Because they were invisible on the road (sticking to their own, quiet, local subdivision, riding exclusively during the work day and primarily in the summer), to the bike industry (buying more bikes for their kids than for themselves), and to cycling enthusiasts (they didn't race or tour), there are few records of this activity. But the bikes exist (enough that the prices are depressed as a result). Who was riding them?

http://bicycling.about.com/od/thebikelife/ig/Stars-on-bikes/Audrey-Hepburn-on-a-bike.-06j.htm

Love the tray Audrey. A lot like the Electra front tray.

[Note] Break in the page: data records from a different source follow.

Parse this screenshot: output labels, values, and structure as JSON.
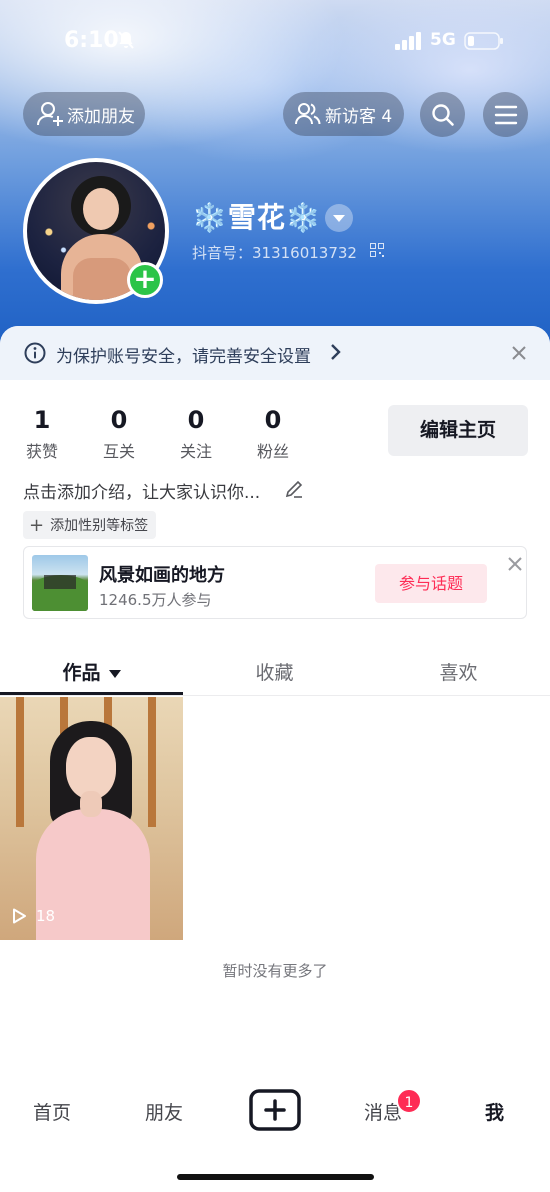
{
  "status_bar": {
    "time": "6:10",
    "network": "5G"
  },
  "header": {
    "add_friend_label": "添加朋友",
    "visitors_label": "新访客 4"
  },
  "profile": {
    "nickname": "❄️雪花❄️",
    "douyin_id": "抖音号：31316013732"
  },
  "security_banner": {
    "text": "为保护账号安全，请完善安全设置"
  },
  "stats": [
    {
      "value": "1",
      "label": "获赞"
    },
    {
      "value": "0",
      "label": "互关"
    },
    {
      "value": "0",
      "label": "关注"
    },
    {
      "value": "0",
      "label": "粉丝"
    }
  ],
  "edit_profile_label": "编辑主页",
  "bio_placeholder": "点击添加介绍，让大家认识你...",
  "add_tags_label": "添加性别等标签",
  "topic": {
    "title": "风景如画的地方",
    "participants": "1246.5万人参与",
    "join_label": "参与话题"
  },
  "tabs": [
    {
      "label": "作品",
      "active": true
    },
    {
      "label": "收藏",
      "active": false
    },
    {
      "label": "喜欢",
      "active": false
    }
  ],
  "videos": [
    {
      "play_count": "18"
    }
  ],
  "empty_text": "暂时没有更多了",
  "bottom_nav": {
    "items": [
      {
        "label": "首页"
      },
      {
        "label": "朋友"
      },
      {
        "label": "消息",
        "badge": "1"
      },
      {
        "label": "我",
        "active": true
      }
    ]
  },
  "colors": {
    "accent": "#fe2c55",
    "green_plus": "#2bc448",
    "hero_blue": "#2f6fcf"
  }
}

ETA: Wow. John Forester is _crazy_:

http://books.google.com/books?id=Qz4kAulpimgC&pg=PA18&lpg=PA18&dq=suburban+cycling+1960s&source=bl&ots=uzPWqMnkcN&sig=TkiOqfJo69yy5asuOywPaY0xXn8&hl=en&ei=sMBLSoa1GJCy8AS6w-TyBw&sa=X&oi=book_result&ct=result&resnum=6

Sorry about that. It's pages 18 and 19 from _Bicycle Transportation_ on google books. Here's the offensive portion:

"Then the economic boom of the 1950s changed society drastically. People strove f
or cars and avoided the bicycle as a "cheap" item. Even expensive bicycles could
be left around college campuses" (well, duh, anyone at college had a ton of mon
ey at that point)...Cycling was sneered at, not for being lower-class (which it
was not, because blue-collar families owned cars)..."

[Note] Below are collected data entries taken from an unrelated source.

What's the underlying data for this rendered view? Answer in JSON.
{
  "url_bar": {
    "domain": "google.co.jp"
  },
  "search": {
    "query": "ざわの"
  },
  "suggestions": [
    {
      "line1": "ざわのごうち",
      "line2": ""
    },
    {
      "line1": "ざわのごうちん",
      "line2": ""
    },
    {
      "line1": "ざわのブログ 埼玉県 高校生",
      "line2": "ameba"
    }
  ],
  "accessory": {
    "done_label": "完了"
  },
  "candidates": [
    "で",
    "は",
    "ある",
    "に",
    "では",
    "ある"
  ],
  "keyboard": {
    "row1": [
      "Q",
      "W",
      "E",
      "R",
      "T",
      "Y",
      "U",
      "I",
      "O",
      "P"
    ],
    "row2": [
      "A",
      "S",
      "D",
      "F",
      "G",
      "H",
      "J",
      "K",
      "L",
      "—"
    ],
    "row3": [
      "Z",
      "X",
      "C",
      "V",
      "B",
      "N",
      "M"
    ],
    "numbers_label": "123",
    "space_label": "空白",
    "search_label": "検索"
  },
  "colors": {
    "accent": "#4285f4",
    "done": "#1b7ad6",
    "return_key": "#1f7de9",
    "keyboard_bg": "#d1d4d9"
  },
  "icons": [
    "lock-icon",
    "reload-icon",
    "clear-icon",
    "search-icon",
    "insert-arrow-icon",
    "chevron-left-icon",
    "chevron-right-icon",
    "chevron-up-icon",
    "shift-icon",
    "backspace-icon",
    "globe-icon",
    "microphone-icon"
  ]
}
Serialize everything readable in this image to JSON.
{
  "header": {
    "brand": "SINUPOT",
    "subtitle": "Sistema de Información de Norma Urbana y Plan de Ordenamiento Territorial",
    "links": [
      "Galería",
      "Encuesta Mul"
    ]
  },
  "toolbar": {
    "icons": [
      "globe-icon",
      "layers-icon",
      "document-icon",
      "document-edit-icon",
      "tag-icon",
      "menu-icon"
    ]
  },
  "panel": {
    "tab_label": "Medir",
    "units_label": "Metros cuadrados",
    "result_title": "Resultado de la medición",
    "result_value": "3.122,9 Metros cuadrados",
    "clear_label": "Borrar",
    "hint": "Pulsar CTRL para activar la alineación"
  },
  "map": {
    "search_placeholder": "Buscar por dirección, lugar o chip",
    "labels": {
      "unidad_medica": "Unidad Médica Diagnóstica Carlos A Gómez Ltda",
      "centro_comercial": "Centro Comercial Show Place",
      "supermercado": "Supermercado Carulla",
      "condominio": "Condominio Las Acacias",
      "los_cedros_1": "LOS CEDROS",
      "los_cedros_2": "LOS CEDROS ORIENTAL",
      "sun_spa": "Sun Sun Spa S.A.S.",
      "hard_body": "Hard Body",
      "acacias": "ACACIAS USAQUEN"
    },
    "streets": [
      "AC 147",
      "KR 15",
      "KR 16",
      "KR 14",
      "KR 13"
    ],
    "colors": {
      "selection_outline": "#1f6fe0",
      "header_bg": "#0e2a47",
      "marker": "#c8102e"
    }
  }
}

Blue-collar families owned plural cars? In the 1950s? Really, John?

That statistics don't really support that thesis.
~

Date: 2009-07-02 03:10 pm (UTC)
From: [identity profile] ethelmay.livejournal.com
I just found a book (_The National Road_)that says US automobile ownership doubled between 1950 and 1970, and that by the early 1970s there was one automobile for every two people in the US, which suggests that somewhere around 1950 or 1955 there would have been one car for every four people. I don't think that's high enough to make it likely that blue-collar families typically owned multiple cars, though probably some did.

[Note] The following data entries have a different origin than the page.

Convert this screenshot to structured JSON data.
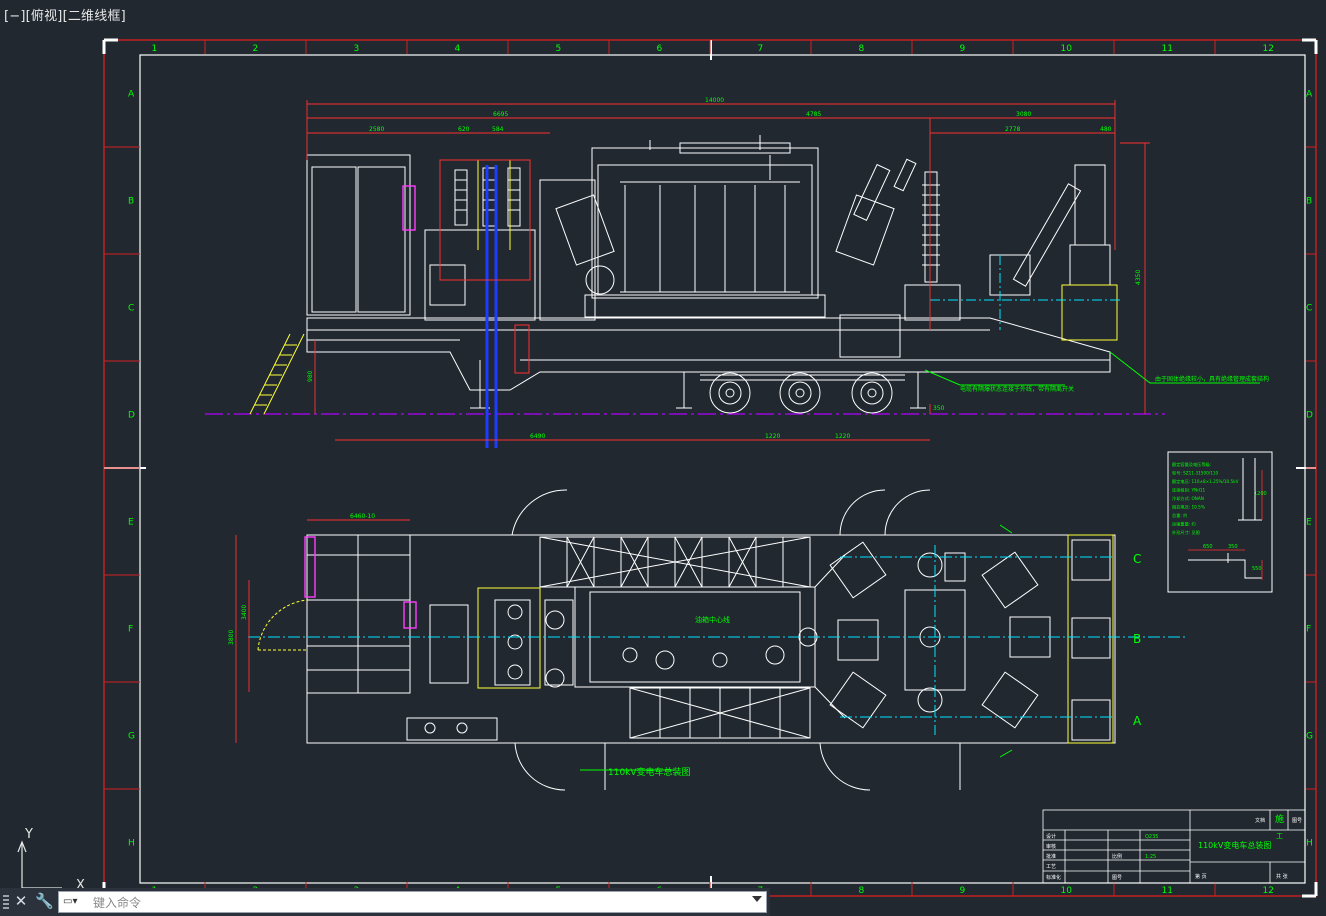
{
  "viewport": {
    "label": "[−][俯视][二维线框]"
  },
  "frame": {
    "columns": [
      "1",
      "2",
      "3",
      "4",
      "5",
      "6",
      "7",
      "8",
      "9",
      "10",
      "11",
      "12"
    ],
    "rows": [
      "A",
      "B",
      "C",
      "D",
      "E",
      "F",
      "G",
      "H"
    ]
  },
  "elevation": {
    "dims": {
      "overall": "14000",
      "left_span": "6695",
      "right_span": "4785",
      "right_upper": "3080",
      "sub_a": "2580",
      "sub_b": "620",
      "sub_c": "584",
      "sub_d": "2778",
      "sub_e": "480",
      "height": "4350",
      "ground": "980",
      "axle_a": "6490",
      "axle_b": "1220",
      "axle_c": "1220",
      "clear": "350"
    },
    "notes": {
      "right": "由于固体绝缘较小，具有绝缘管理成套结构",
      "middle": "电缆有隔爆状态连接于外线，带有隔离开关"
    }
  },
  "plan": {
    "dims": {
      "width": "6460-10",
      "depth_a": "3800",
      "depth_b": "3400"
    },
    "center_label": "油箱中心线",
    "phases": [
      "C",
      "B",
      "A"
    ],
    "title": "110kV变电车总装图"
  },
  "detail": {
    "lines": [
      "额定容量及电压等级:",
      "型号: SZ11-31500/110",
      "额定电压: 110±8×1.25%/10.5kV",
      "连接组别: YNd11",
      "冷却方式: ONAN",
      "阻抗电压: 10.5%",
      "总重: 约",
      "运输重量: 约",
      "外形尺寸: 见图"
    ],
    "dims": {
      "h": "1200",
      "w1": "650",
      "w2": "350",
      "v": "550"
    }
  },
  "title_block": {
    "title": "110kV变电车总装图",
    "code_label": "图号",
    "scale_label": "比例",
    "design": "设计",
    "check": "审核",
    "approve": "批准",
    "proc": "工艺",
    "std": "标准化",
    "sheet": "第 页",
    "total": "共 张",
    "stamp_a": "文档",
    "stamp_b": "施",
    "stamp_c": "图号",
    "stamp_d": "工",
    "scale_val": "1:25",
    "mat_val": "Q235"
  },
  "ucs": {
    "y": "Y",
    "x": "X"
  },
  "command": {
    "placeholder": "键入命令"
  },
  "colors": {
    "background": "#212830",
    "frame": "#d02020",
    "geometry": "#ffffff",
    "dimension": "#ff3030",
    "text": "#00ff00",
    "center": "#00e5ff",
    "ground": "#b000ff",
    "cable": "#1e3cff",
    "accent": "#ffff33",
    "magenta": "#ff3cff"
  }
}
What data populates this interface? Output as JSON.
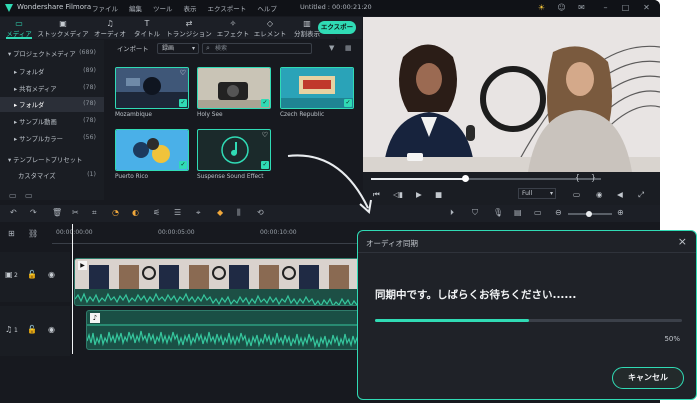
{
  "titlebar": {
    "app_name": "Wondershare Filmora",
    "menus": [
      "ファイル",
      "編集",
      "ツール",
      "表示",
      "エクスポート",
      "ヘルプ"
    ],
    "project_title": "Untitled : 00:00:21:20"
  },
  "tabs": [
    {
      "label": "メディア",
      "icon": "folder-icon"
    },
    {
      "label": "ストックメディア",
      "icon": "stock-icon"
    },
    {
      "label": "オーディオ",
      "icon": "music-note-icon"
    },
    {
      "label": "タイトル",
      "icon": "title-icon"
    },
    {
      "label": "トランジション",
      "icon": "transition-icon"
    },
    {
      "label": "エフェクト",
      "icon": "effects-icon"
    },
    {
      "label": "エレメント",
      "icon": "elements-icon"
    },
    {
      "label": "分割表示",
      "icon": "split-screen-icon"
    }
  ],
  "export_label": "エクスポート",
  "sidebar": {
    "items": [
      {
        "label": "▾ プロジェクトメディア",
        "count": "(689)"
      },
      {
        "label": "▸ フォルダ",
        "count": "(89)"
      },
      {
        "label": "▸ 共有メディア",
        "count": "(78)"
      },
      {
        "label": "▸ フォルダ",
        "count": "(78)"
      },
      {
        "label": "▸ サンプル動画",
        "count": "(78)"
      },
      {
        "label": "▸ サンプルカラー",
        "count": "(56)"
      },
      {
        "label": "▾ テンプレートプリセット",
        "count": ""
      },
      {
        "label": "カスタマイズ",
        "count": "(1)"
      }
    ]
  },
  "media": {
    "import_label": "インポート",
    "record_label": "録画",
    "search_placeholder": "検索",
    "thumbs": [
      {
        "label": "Mozambique"
      },
      {
        "label": "Holy See"
      },
      {
        "label": "Czech Republic"
      },
      {
        "label": "Puerto Rico"
      },
      {
        "label": "Suspense Sound Effect"
      }
    ]
  },
  "preview": {
    "zoom": "Full",
    "progress": 0.41
  },
  "timeline": {
    "times": [
      "00:00:00:00",
      "00:00:05:00",
      "00:00:10:00"
    ],
    "video_track": "2",
    "audio_track": "1"
  },
  "dialog": {
    "title": "オーディオ同期",
    "message": "同期中です。しばらくお待ちください......",
    "percent_text": "50%",
    "progress": 0.5,
    "cancel_label": "キャンセル"
  },
  "colors": {
    "accent": "#30dbb5",
    "background": "#17191f"
  }
}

I do wonder how many cars were only intermittently licensed. I remember reading a lot of stories about teenage boys fixing up beaters and saving up for registration fees and what not (and of course driving them illegally shows up as a plot point ...). That suggests there were a certain number of old cars that wouldn't show up in the stats. Not saying this would be enough to change your argument, I just thought it was interesting.